Bern, 29.06.2015 – Der Eidgenössische Datenschutz- und Öffentlichkeitsbeauftragte (EDÖB) Hanspeter Thür stellt heute der Öffentlichkeit seinen 22. Tätigkeitsbericht vor. Im Bereich Datenschutz prägten die Aufsicht über Datenbearbeitungen von Unternehmen das Tätigkeitsjahr 2014/2015 ebenso wie die Beratung von Bürgerinnen, Behörden und Firmen. Im Öffentlichkeitsprinzip vermittelte der EDÖB in mehreren Schlichtungen zwischen Behörden und Gesuchstellern und erliess zahlreiche Empfehlungen. Darüber hinaus nahm er in beiden Bereichen zu wichtigen Gesetzesvorlagen Stellung.
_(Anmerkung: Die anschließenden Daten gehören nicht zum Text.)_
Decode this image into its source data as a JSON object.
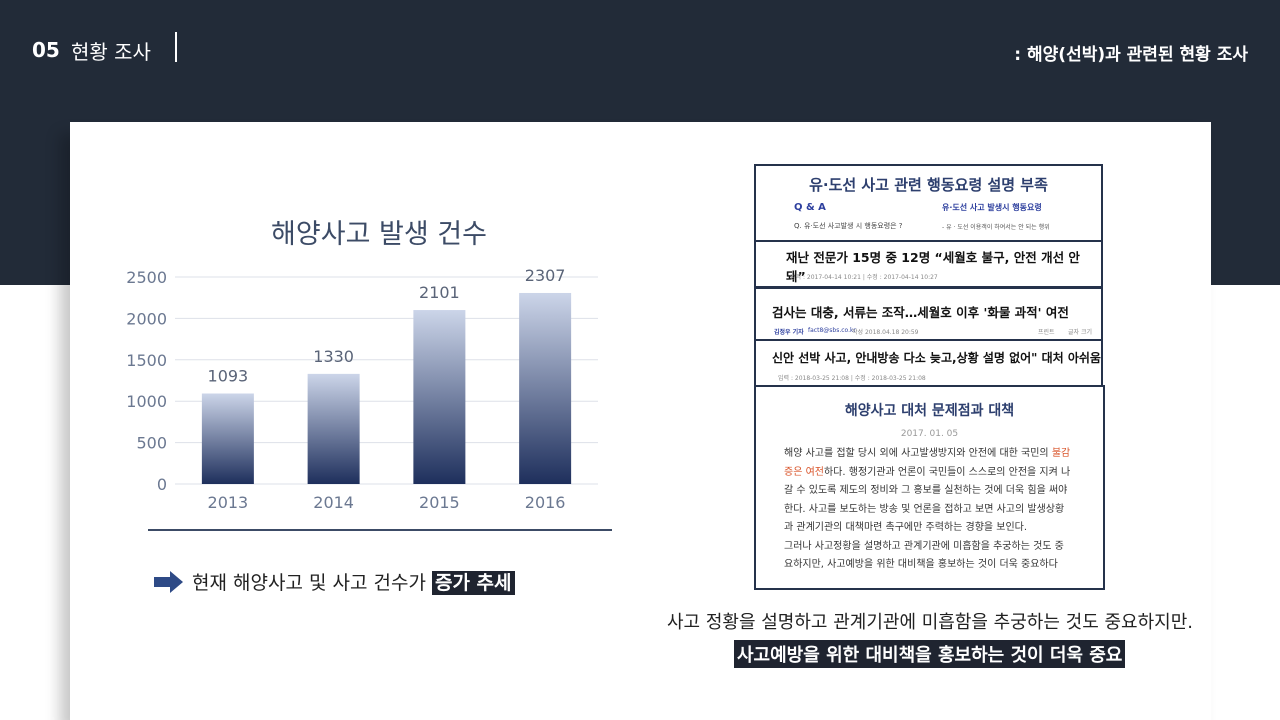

Die Entwicklung in Zusammenhang mit Big Data, der Verknüpfung und Analyse grosser Datenbestände, schlägt sich auch in den Tätigkeiten des EDÖB nieder. So sorgte im vergangenen Jahr die Firma Postfinance mit der Ankündigung für Aufsehen, im Rahmen ihres Onlinebankingportals künftig den Zahlungsverkehr der Kontoinhaber analysieren zu wollen. Der Widerspruch gegen die Datenauswertung hätte für die Kunden den Ausschluss vom E-Banking zur Folge gehabt. Nach Intervention des EDÖB in Form einer Sachverhaltsabklärung erklärte sich Postfinance bereit, den Kunden Wahlmöglichkeiten zu bieten und sie genauer zu informieren. Die Abklärung bei der Auskunftei Moneyhouse, die auf ihrer Website eine Vielzahl an Dienstleistungen anbietet und dabei unzählige Daten von Privatpersonen ohne deren Einwilligung zugänglich macht, konnte in diesem Jahr mit einer Empfehlung abgeschlossen werden. Da Moneyhouse diese nur teilweise umsetzen will, zieht der EDÖB den Fall vor das Bundesverwaltungsgericht.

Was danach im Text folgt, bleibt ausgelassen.